Goldman Sachs’ private credit fund has reported that investors sought to repurchase 3.24 per cent of its outstanding shares in the second quarter, bucking the recent trend of elevated redemption requests across the private credit sector.
In a shareholder letter, Goldman Sachs Private Credit Corp said investors requested to withdraw 3.24 per cent of shares outstanding, below the fund’s five per cent quarterly repurchase cap. The requests will be fulfilled in full, the bank said.
The update comes as alternative asset managers including Ares, Apollo and Morgan Stanley have all faced withdrawal requests from their private credit funds ranging from 12 to 17 per cent, with elevated redemptions extending into the second quarter.
The redemptions driven by concerns over lending standards in private credit and growing fears that artificial intelligence could undermine the software sector, an area to which the asset class has significant exposure.
As a result, Goldman’s business development company (BDC) has diverged from the broader industry trend, alongside Oaktree Capital Management’s Strategic Credit Fund, which recorded redemption requests equivalent to 4.5 per cent of assets in the second quarter.

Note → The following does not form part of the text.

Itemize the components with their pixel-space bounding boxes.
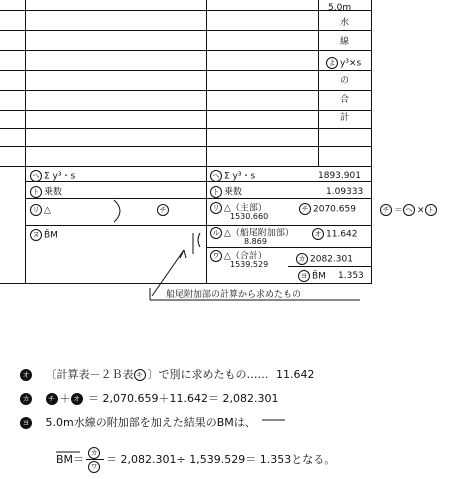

“We view this as a meaningful expression of shareholder confidence — particularly during a period when the broader non-traded BDC industry is experiencing meaningful repurchase pressure — which is deeply appreciated and not taken for granted and gives us the stability and flexibility to invest with discipline and patience,” Goldman Sachs said in its second quarter shareholder letter.
Goldman Sachs also reported that its BDC received $275m (£207m) in gross inflows during the quarter, equivalent to roughly three per cent of net asset value. The fund generated $1.3bn of total gross subscriptions in the first half of 2026.